Crowdfunding: Indiegogo se lance à l’international

Danae Ringelmann, co-fondatrice d'un site de crowdfunding, a répondu aux questions de BFM Business lors du salon LeWeb à Paris.

Danae Ringelmann, co-fondatrice d'un site de crowdfunding, a répondu aux questions de BFM Business lors du salon LeWeb à Paris. - -

Interview de l'une des plus importantes plateformes de financement participatif sur le web.

BFM Business a interviewé lors du salon LeWeb Danae Ringelmann, co-fondatrice et directrice opérationnelle (COO) d’Indiegogo, un des principaux sites américains de crowdfunding (financement participatif par les internautes). De ce côté-là de l'Atlantique, le crowdfunding s'est imposé comme une véritable tendance... qui devrait bientôt gagner nos contrées, encore hésitantes.

> BFM Business : Quelle est l’origine d’Indiegogo?

Danae Ringelmann : La société a été créée en 2008, avec pour mission de démocratiser le crowdfunding. Mes associés et moi étions frustrés face à l’inefficacité et l’injustice des possibilités de récolter de l’argent: vous ne pouviez y arriver que si vous connaissiez quelqu’un dans une banque ou un business angel.

> En quoi êtes-vous différents de votre concurrent Kickstarter ?

D. R. : Chez Kickstarter, il y a un processus de sélection des projets. Chez nous, c’est totalement ouvert, basé sur le mérite. Il n’y a pas de demande à déposer, d’approbation à obtenir. Nous laissons tout le monde poursuivre son rêve.

Autre différence : Kickstarter se limite aux projets artistiques, tandis que nous sommes ouverts à tout type de collecte.

Enfin, Indiegogo propose aussi de lancer des collectes sans que le montant à lever soit déterminé à l’avance. Cette approche flexible est d’ailleurs retenue par la très grande majorité de nos clients, car, en pratique, rare sont les cas où vous savez exactement de combien vous allez avoir besoin.

> Cette absence de sélection n’est-elle pas risquée?

En pratique, la fraude n’est pas un problème. Nous avons eu quelques rares cas il y a quatre ou cinq ans, où nous avons remboursé les donateurs.

Depuis, nous avons mis en place une procédure qui rend la fraude extrêmement difficile. D’abord, un algorithme, qui se base sur les cas passés, détecte les projets douteux et les retire immédiatement du site, et gèle les prélèvements bancaires. Ensuite, nos équipes étudient une partie de ces cas douteux, notamment si le porteur du projet proteste de sa bonne foi.

D’une manière générale, le crowdfunding est une dissuasion naturelle contre la fraude : vous devez mystifier un grand nombre de gens, tandis que dans une arnaque traditionnelle, vous devez duper seulement une seule personne.

> Les campagnes menées sur Kickstarter ont permis de récolter au total 350 millions de dollars. Et chez vous?

Nous ne dévoilons pas ce chiffre.

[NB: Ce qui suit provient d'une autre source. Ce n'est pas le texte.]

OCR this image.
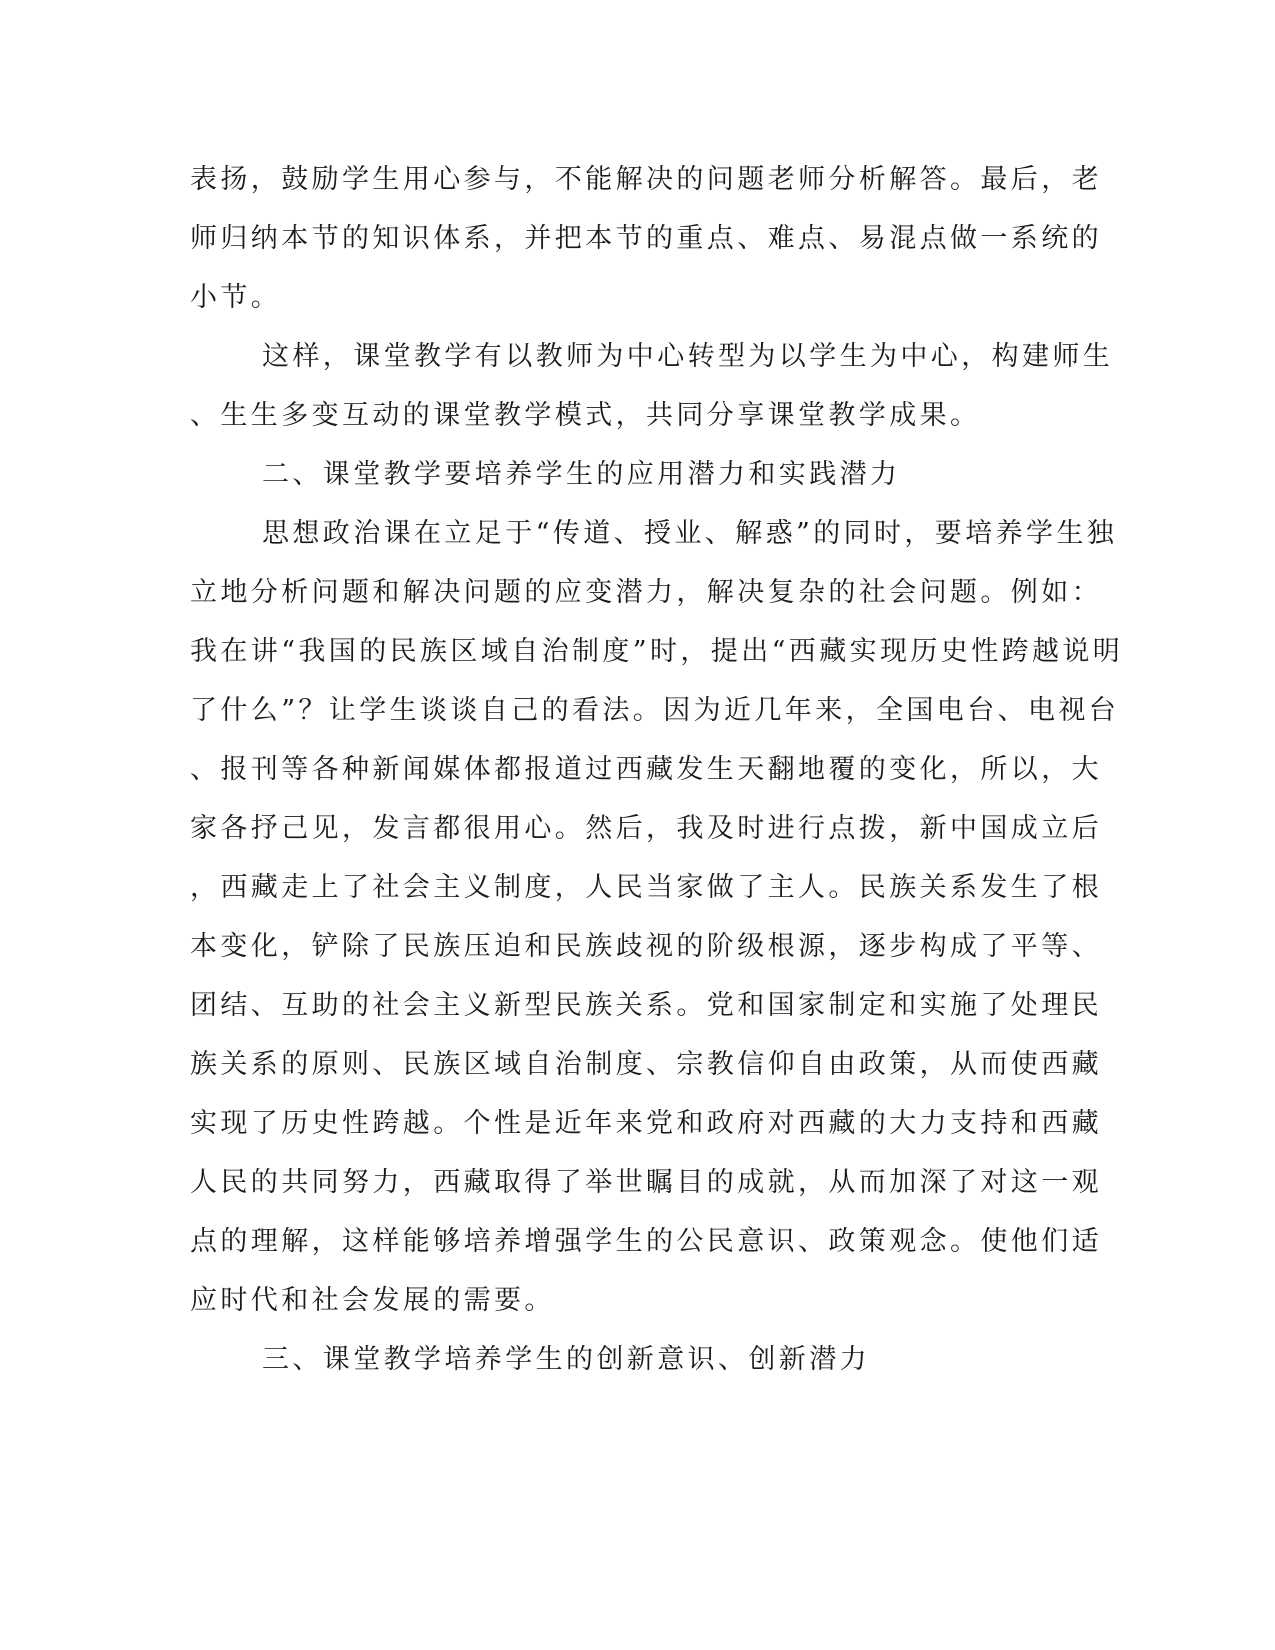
表扬，鼓励学生用心参与，不能解决的问题老师分析解答。最后，老
师归纳本节的知识体系，并把本节的重点、难点、易混点做一系统的
小节。
这样，课堂教学有以教师为中心转型为以学生为中心，构建师生
、生生多变互动的课堂教学模式，共同分享课堂教学成果。
二、课堂教学要培养学生的应用潜力和实践潜力
思想政治课在立足于“传道、授业、解惑”的同时，要培养学生独
立地分析问题和解决问题的应变潜力，解决复杂的社会问题。例如：
我在讲“我国的民族区域自治制度”时，提出“西藏实现历史性跨越说明
了什么”？让学生谈谈自己的看法。因为近几年来，全国电台、电视台
、报刊等各种新闻媒体都报道过西藏发生天翻地覆的变化，所以，大
家各抒己见，发言都很用心。然后，我及时进行点拨，新中国成立后
，西藏走上了社会主义制度，人民当家做了主人。民族关系发生了根
本变化，铲除了民族压迫和民族歧视的阶级根源，逐步构成了平等、
团结、互助的社会主义新型民族关系。党和国家制定和实施了处理民
族关系的原则、民族区域自治制度、宗教信仰自由政策，从而使西藏
实现了历史性跨越。个性是近年来党和政府对西藏的大力支持和西藏
人民的共同努力，西藏取得了举世瞩目的成就，从而加深了对这一观
点的理解，这样能够培养增强学生的公民意识、政策观念。使他们适
应时代和社会发展的需要。
三、课堂教学培养学生的创新意识、创新潜力
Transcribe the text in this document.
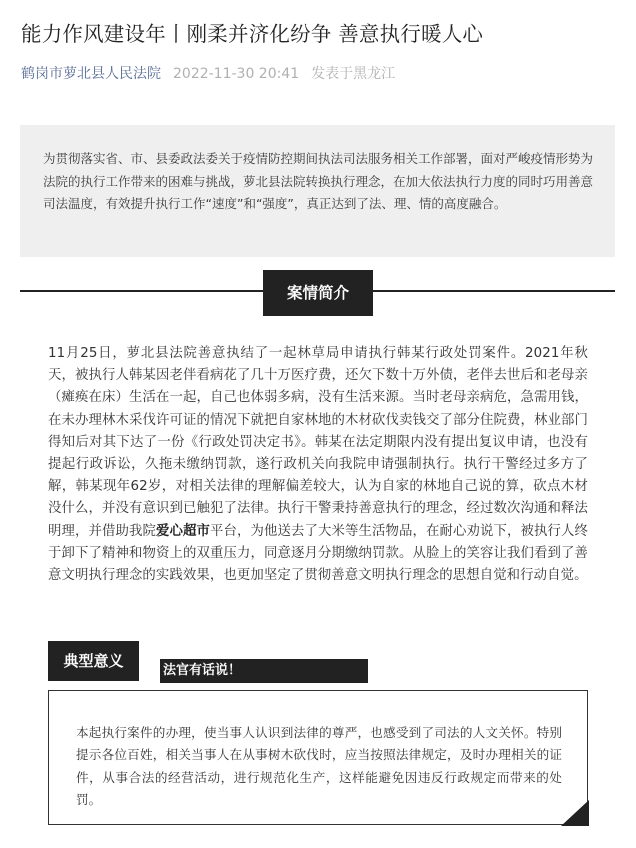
能力作风建设年丨刚柔并济化纷争 善意执行暖人心
鹤岗市萝北县人民法院 2022-11-30 20:41 发表于黑龙江
为贯彻落实省、市、县委政法委关于疫情防控期间执法司法服务相关工作部署，面对严峻疫情形势为法院的执行工作带来的困难与挑战，萝北县法院转换执行理念，在加大依法执行力度的同时巧用善意司法温度，有效提升执行工作“速度”和“强度”，真正达到了法、理、情的高度融合。
案情简介
11月25日，萝北县法院善意执结了一起林草局申请执行韩某行政处罚案件。2021年秋天，被执行人韩某因老伴看病花了几十万医疗费，还欠下数十万外债，老伴去世后和老母亲（瘫痪在床）生活在一起，自己也体弱多病，没有生活来源。当时老母亲病危，急需用钱，在未办理林木采伐许可证的情况下就把自家林地的木材砍伐卖钱交了部分住院费，林业部门得知后对其下达了一份《行政处罚决定书》。韩某在法定期限内没有提出复议申请，也没有提起行政诉讼，久拖未缴纳罚款，遂行政机关向我院申请强制执行。执行干警经过多方了解，韩某现年62岁，对相关法律的理解偏差较大，认为自家的林地自己说的算，砍点木材没什么，并没有意识到已触犯了法律。执行干警秉持善意执行的理念，经过数次沟通和释法明理，并借助我院爱心超市平台，为他送去了大米等生活物品，在耐心劝说下，被执行人终于卸下了精神和物资上的双重压力，同意逐月分期缴纳罚款。从脸上的笑容让我们看到了善意文明执行理念的实践效果，也更加坚定了贯彻善意文明执行理念的思想自觉和行动自觉。
典型意义
法官有话说！
本起执行案件的办理，使当事人认识到法律的尊严，也感受到了司法的人文关怀。特别提示各位百姓，相关当事人在从事树木砍伐时，应当按照法律规定，及时办理相关的证件，从事合法的经营活动，进行规范化生产，这样能避免因违反行政规定而带来的处罚。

Je peux juste vous dire qu’Indiegogo permet de récolter plusieurs millions de dollars chaque semaine, et qu’à chaque instant 6000 à 7000 campagnes sont en cours sur le site. Notre campagne la plus importante a permis de lever 1,3 million de dollars pour un musée à New York. Nous employons aujourd’hui 55 personnes.

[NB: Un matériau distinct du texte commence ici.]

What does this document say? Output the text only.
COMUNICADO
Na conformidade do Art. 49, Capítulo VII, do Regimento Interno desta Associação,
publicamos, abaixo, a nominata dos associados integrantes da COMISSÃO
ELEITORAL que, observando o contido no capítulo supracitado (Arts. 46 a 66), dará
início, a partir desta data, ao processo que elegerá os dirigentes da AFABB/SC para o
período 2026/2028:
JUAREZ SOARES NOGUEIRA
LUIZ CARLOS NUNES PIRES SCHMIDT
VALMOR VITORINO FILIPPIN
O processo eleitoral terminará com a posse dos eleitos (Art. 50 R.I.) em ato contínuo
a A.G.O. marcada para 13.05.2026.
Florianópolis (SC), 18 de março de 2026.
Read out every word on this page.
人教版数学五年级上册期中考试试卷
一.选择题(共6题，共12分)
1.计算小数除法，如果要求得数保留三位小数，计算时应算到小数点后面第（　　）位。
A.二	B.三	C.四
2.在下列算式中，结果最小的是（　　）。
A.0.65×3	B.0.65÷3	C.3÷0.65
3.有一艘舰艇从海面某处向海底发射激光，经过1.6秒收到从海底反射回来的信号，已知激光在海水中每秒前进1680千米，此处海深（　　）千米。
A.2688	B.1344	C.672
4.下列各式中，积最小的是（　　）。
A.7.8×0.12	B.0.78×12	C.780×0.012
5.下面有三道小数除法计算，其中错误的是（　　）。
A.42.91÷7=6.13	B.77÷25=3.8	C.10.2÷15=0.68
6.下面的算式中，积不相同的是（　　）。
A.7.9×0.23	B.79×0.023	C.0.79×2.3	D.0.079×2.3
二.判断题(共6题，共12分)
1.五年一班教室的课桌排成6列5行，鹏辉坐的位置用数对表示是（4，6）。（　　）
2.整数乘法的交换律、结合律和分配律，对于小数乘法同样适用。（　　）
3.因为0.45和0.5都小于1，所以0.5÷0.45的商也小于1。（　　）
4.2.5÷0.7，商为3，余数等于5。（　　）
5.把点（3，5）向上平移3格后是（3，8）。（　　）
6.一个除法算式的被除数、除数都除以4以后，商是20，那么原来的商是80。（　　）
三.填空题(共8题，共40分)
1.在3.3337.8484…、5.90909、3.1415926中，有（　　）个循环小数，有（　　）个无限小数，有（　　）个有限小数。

> Vous avez démarré en finançant des films. Est-ce que le crowdfunding est adapté au cinéma, où les budgets sont importants ?

Vous savez, il y a des films à gros budget comme à petit budget. La somme la plus élevée que nous avons levée pour un film est de 350 000 dollars. Mais il faut avoir conscience que, sur les 10 000 films tournés chaque année, seulement 3 000 sortent en salles. Les autres utilisent des nouveaux canaux de diffusion, comme Internet.

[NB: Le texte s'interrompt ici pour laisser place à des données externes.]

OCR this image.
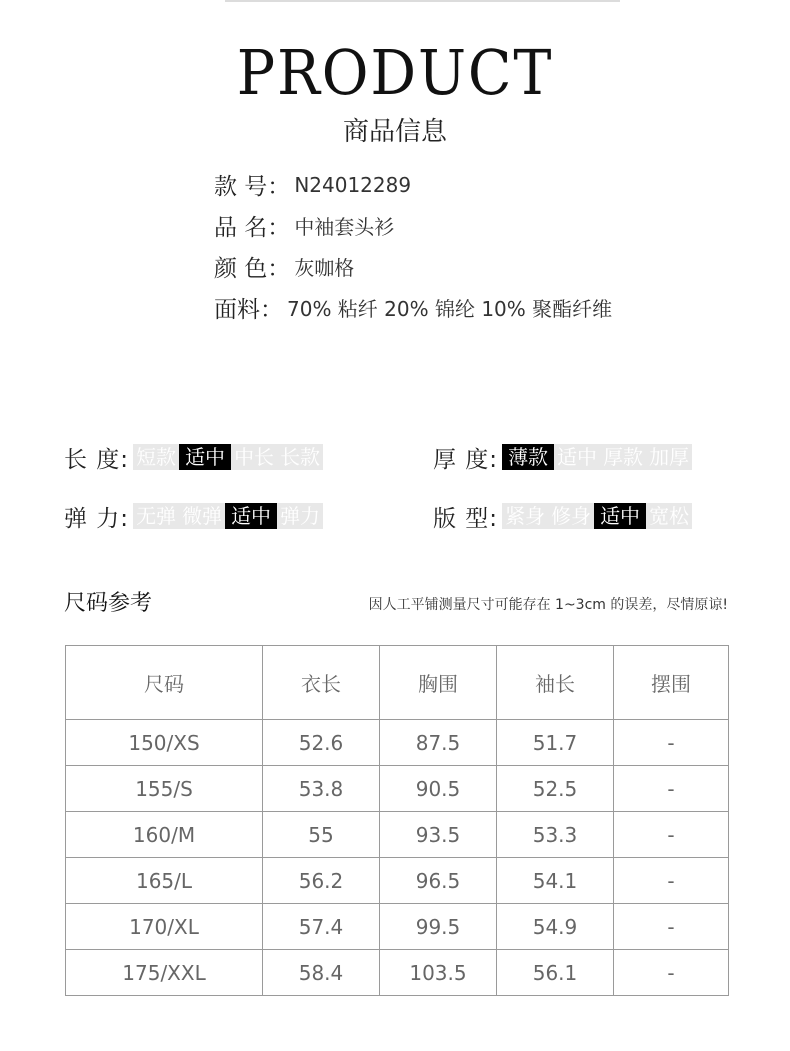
PRODUCT
商品信息
款 号： N24012289
品 名： 中袖套头衫
颜 色： 灰咖格
面料： 70% 粘纤 20% 锦纶 10% 聚酯纤维
长 度: 短款 适中 中长 长款	厚 度: 薄款 适中 厚款 加厚
弹 力: 无弹 微弹 适中 弹力	版 型: 紧身 修身 适中 宽松
尺码参考	因人工平铺测量尺寸可能存在 1~3cm 的误差，尽情原谅!
尺码	衣长	胸围	袖长	摆围
150/XS	52.6	87.5	51.7	-
155/S	53.8	90.5	52.5	-
160/M	55	93.5	53.3	-
165/L	56.2	96.5	54.1	-
170/XL	57.4	99.5	54.9	-
175/XXL	58.4	103.5	56.1	-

> Jusqu’à présent, les contributeurs sont récompensés par des cadeaux en nature, mais ne peuvent investir au capital du projet. Cela va-t-il changer?

Le président Obama vient de signer une loi, le Jobs Act, qui permettra cela. Mais le gendarme de la bourse, la SEC, doit encore annoncer quelle régulation sera précisément appliquée dans ces cas-là. Nous prendrons la décision d’étendre ou pas nos activités en fonction de cette régulation.

> Quels sont vos projets à l’international?

Notre site est déjà utilisé partout dans le monde. Nous sommes ainsi actifs dans 200 pays, et 30% des collectes ont déjà lieu hors des Etats-Unis. Mais jusqu’à présent, les collectes se faisaient uniquement en dollars.

Désormais, trois autres monnaies seront possibles : l’euro, la livre sterling et le dollar canadien. Fin décembre, nous allons aussi ouvrir des versions du site en français et en allemand. Enfin, au premier semestre 2013, nous allons ouvrir un bureau à Londres.